Fig. 7. Cellular composition of lung lymphoid populations during normal and hyperoxia-impaired late lung development.

a A total of nine clusters of lymphoid cells were identified in developing lungs. Cell populations are colored as indicated by the legend. b UMAP plots of principal identifiers of identified types of lymphoid cells The intensity of expression is indicated by purple coloring. c Heatmap of top five most differentially expressed genes across the lymphoid clusters. The intensity of expression is indicated as specified by the color legend. d Relative contribution of individual lymphoid clusters changed significantly during development and exposure to hyperoxia. n = 6 animals/group. Cell populations are colored as indicated by the legend. e UMAP plots depicting cell identity in regard to developmental time points in (21% O₂-exposed, purple) normally and aberrantly (85% O₂-exposed, green) developing lymphoid populations. Each cell is colored by mouse age as indicated by the legend. f Hyperoxia-impacted signaling pathways in B cells (pink) and CD8 + T cells (bright green) clusters as identified by gene set enrichment analysis (GSEA). All terms are significantly enriched (adjusted p value < 0.05) and normalized enrichment scores (NES) are shown. NES values were computed by gene set enrichment analysis on fold change-ranked genes. Expression values in Heatmap represent Z-score-transformed log(TP10k + 1) values. Expression levels in UMAP plots are presented as log(TP10k + 1) values. Log(TP10k + 1) corresponds to log-transformed UMIs per 10k.

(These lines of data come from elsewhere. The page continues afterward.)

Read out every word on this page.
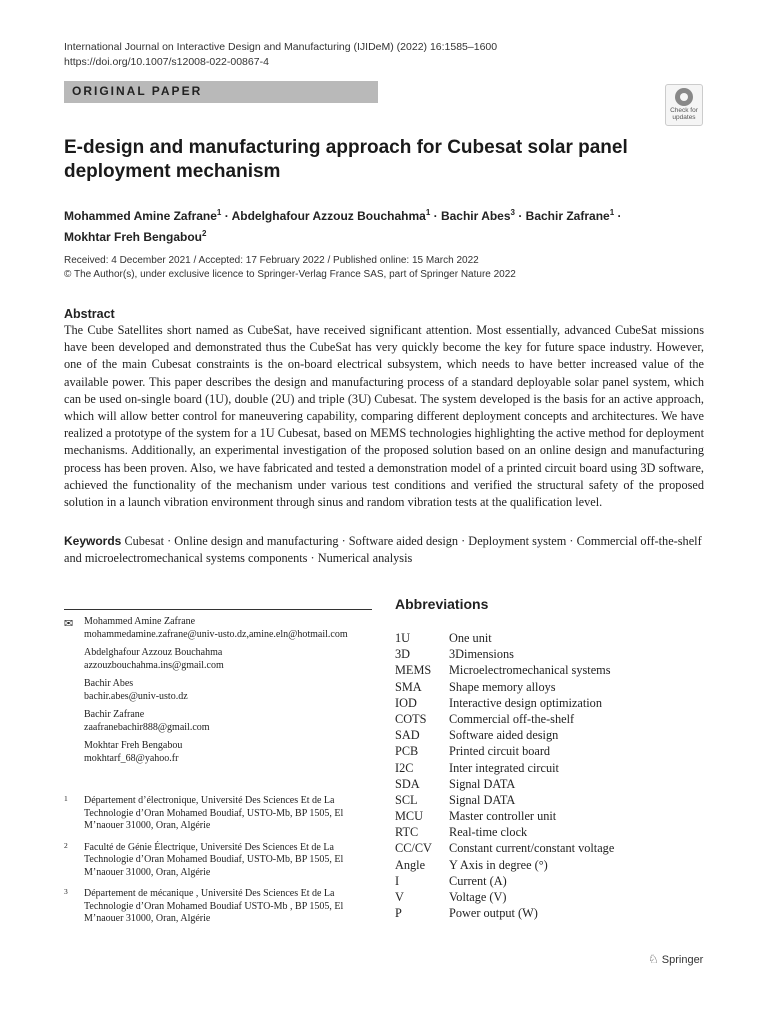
International Journal on Interactive Design and Manufacturing (IJIDeM) (2022) 16:1585–1600
https://doi.org/10.1007/s12008-022-00867-4
ORIGINAL PAPER
Check for
updates
E-design and manufacturing approach for Cubesat solar panel deployment mechanism
Mohammed Amine Zafrane$^1$ · Abdelghafour Azzouz Bouchahma$^1$ · Bachir Abes$^3$ · Bachir Zafrane$^1$ ·
Mokhtar Freh Bengabou$^2$
Received: 4 December 2021 / Accepted: 17 February 2022 / Published online: 15 March 2022
© The Author(s), under exclusive licence to Springer-Verlag France SAS, part of Springer Nature 2022
Abstract
The Cube Satellites short named as CubeSat, have received significant attention. Most essentially, advanced CubeSat missions have been developed and demonstrated thus the CubeSat has very quickly become the key for future space industry. However, one of the main Cubesat constraints is the on-board electrical subsystem, which needs to have better increased value of the available power. This paper describes the design and manufacturing process of a standard deployable solar panel system, which can be used on-single board (1U), double (2U) and triple (3U) Cubesat. The system developed is the basis for an active approach, which will allow better control for maneuvering capability, comparing different deployment concepts and architectures. We have realized a prototype of the system for a 1U Cubesat, based on MEMS technologies highlighting the active method for deployment mechanisms. Additionally, an experimental investigation of the proposed solution based on an online design and manufacturing process has been proven. Also, we have fabricated and tested a demonstration model of a printed circuit board using 3D software, achieved the functionality of the mechanism under various test conditions and verified the structural safety of the proposed solution in a launch vibration environment through sinus and random vibration tests at the qualification level.
Keywords Cubesat · Online design and manufacturing · Software aided design · Deployment system · Commercial off-the-shelf and microelectromechanical systems components · Numerical analysis
✉ Mohammed Amine Zafrane
mohammedamine.zafrane@univ-usto.dz,amine.eln@hotmail.com
Abdelghafour Azzouz Bouchahma
azzouzbouchahma.ins@gmail.com
Bachir Abes
bachir.abes@univ-usto.dz
Bachir Zafrane
zaafranebachir888@gmail.com
Mokhtar Freh Bengabou
mokhtarf_68@yahoo.fr
1 Département d’électronique, Université Des Sciences Et de La Technologie d’Oran Mohamed Boudiaf, USTO-Mb, BP 1505, El M’naouer 31000, Oran, Algérie
2 Faculté de Génie Électrique, Université Des Sciences Et de La Technologie d’Oran Mohamed Boudiaf, USTO-Mb, BP 1505, El M’naouer 31000, Oran, Algérie
3 Département de mécanique , Université Des Sciences Et de La Technologie d’Oran Mohamed Boudiaf USTO-Mb , BP 1505, El M’naouer 31000, Oran, Algérie
Abbreviations
1U	One unit
3D	3Dimensions
MEMS Microelectromechanical systems
SMA Shape memory alloys
IOD	Interactive design optimization
COTS Commercial off-the-shelf
SAD Software aided design
PCB	Printed circuit board
I2C	Inter integrated circuit
SDA Signal DATA
SCL	Signal DATA
MCU Master controller unit
RTC	Real-time clock
CC/CV Constant current/constant voltage
Angle Y Axis in degree (°)
I	Current (A)
V	Voltage (V)
P	Power output (W)
♘ Springer
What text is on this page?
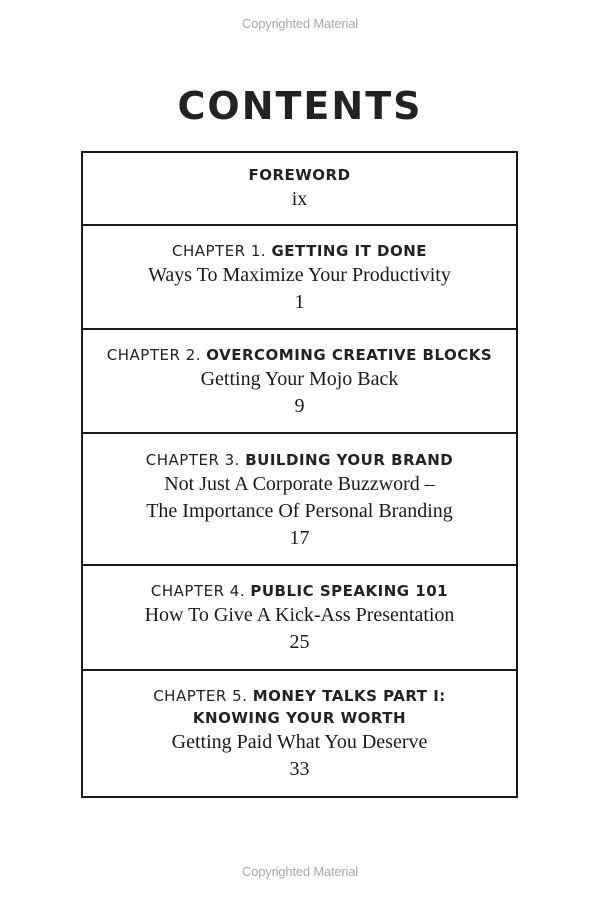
Copyrighted Material
CONTENTS
FOREWORD
ix
CHAPTER 1. GETTING IT DONE
Ways To Maximize Your Productivity
1
CHAPTER 2. OVERCOMING CREATIVE BLOCKS
Getting Your Mojo Back
9
CHAPTER 3. BUILDING YOUR BRAND
Not Just A Corporate Buzzword –
The Importance Of Personal Branding
17
CHAPTER 4. PUBLIC SPEAKING 101
How To Give A Kick-Ass Presentation
25
CHAPTER 5. MONEY TALKS PART I:
KNOWING YOUR WORTH
Getting Paid What You Deserve
33
Copyrighted Material
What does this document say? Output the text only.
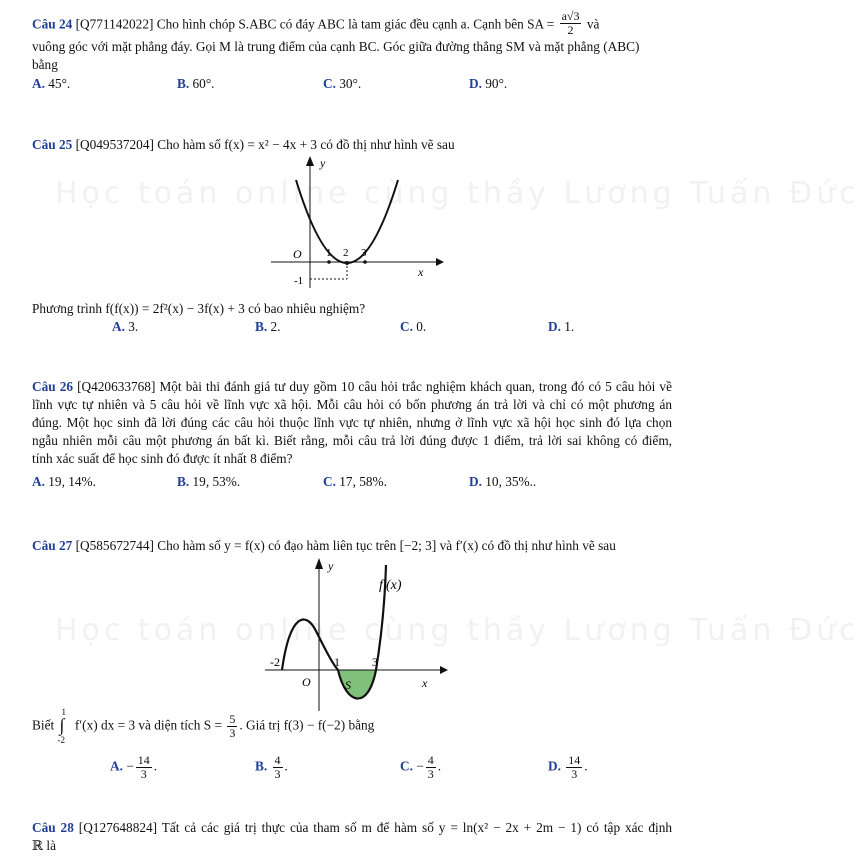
Học toán online cùng thầy Lương Tuấn Đức
Học toán online cùng thầy Lương Tuấn Đức
Câu 24 [Q771142022] Cho hình chóp S.ABC có đáy ABC là tam giác đều cạnh a. Cạnh bên SA = $\frac{a√3}{2}$ và
vuông góc với mặt phẳng đáy. Gọi M là trung điểm của cạnh BC. Góc giữa đường thẳng SM và mặt phẳng (ABC)
bằng
A. 45°.	B. 60°.	C. 30°.	D. 90°.
Câu 25 [Q049537204] Cho hàm số f(x) = x² − 4x + 3 có đồ thị như hình vẽ sau
y
x
O 1 2 3
-1
Phương trình f(f(x)) = 2f²(x) − 3f(x) + 3 có bao nhiêu nghiệm?
A. 3.	B. 2.	C. 0.	D. 1.
Câu 26 [Q420633768] Một bài thi đánh giá tư duy gồm 10 câu hỏi trắc nghiệm khách quan, trong đó có 5 câu hỏi về
lĩnh vực tự nhiên và 5 câu hỏi về lĩnh vực xã hội. Mỗi câu hỏi có bốn phương án trả lời và chỉ có một phương án
đúng. Một học sinh đã lời đúng các câu hỏi thuộc lĩnh vực tự nhiên, nhưng ở lĩnh vực xã hội học sinh đó lựa chọn
ngẫu nhiên mỗi câu một phương án bất kì. Biết rằng, mỗi câu trả lời đúng được 1 điểm, trả lời sai không có điểm,
tính xác suất để học sinh đó được ít nhất 8 điểm?
A. 19, 14%.	B. 19, 53%.	C. 17, 58%.	D. 10, 35%..
Câu 27 [Q585672744] Cho hàm số y = f(x) có đạo hàm liên tục trên [−2; 3] và f′(x) có đồ thị như hình vẽ sau
y
x
O
f′(x)
-2	1	3
S
Biết
1
∫
-2
f′(x) dx = 3 và diện tích $S = \frac{5}{3}$ . Giá trị f(3) − f(−2) bằng
A. − $\frac{14}{3}$ .	B. $\frac{4}{3}$ .	C. − $\frac{4}{3}$ .	D. $\frac{14}{3}$ .
Câu 28 [Q127648824] Tất cả các giá trị thực của tham số m để hàm số y = ln(x² − 2x + 2m − 1) có tập xác định
ℝ là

Fig. 8. Cellular composition of lung mesothelium during normal and hyperoxia-impaired late lung development.

a UMAP plots of principal identifiers of mesothelial cells in developing lung. Intensity of expression is indicated by purple coloring. b Percentual proportion of mesothelial cells in normally (21% O₂-exposed, gray) and aberrantly (85% O₂-exposed, purple) developing lungs at P3, P7 and P14. n = 6 animals/group. Significance was evaluated by multiple unpaired multiple Student’s t-test with Holm–Sidak correction. Data are presented as means ± SD. P value = 0.0426. c UMAP plots depicting cell identity in regard to developmental time points in (21% O₂-exposed, purple) normally and aberrantly (85% O₂-exposed, green) developing lung mesothelium. Each cell is colored by mouse age as indicated by the legend. d Exposure to 85% O₂ altered gene expression in developing lung mesothelium. 21% O₂-exposed: green, 85% O₂-exposed: red. Expression values in violin plots represent Z-score-transformed log(TP10k + 1) values. Expression levels in UMAP plots are presented as log(TP10k + 1) values. Log(TP10k + 1) corresponds to log-transformed UMIs per 10k.

Fig. 9. Summary of the cellular crosstalk and pathway analysis in hyperoxia-impaired late murine lung development.

Mouse lung cell subtypes with the most significant gene expression changes in hyperoxia mimicking bronchopulmonary dysplasia (BPD). Activated receptors and their involved biological pathways are indicated by the cell communication inference analysis. Biological processes in the arrows are indicated by the gene set enrichment analysis.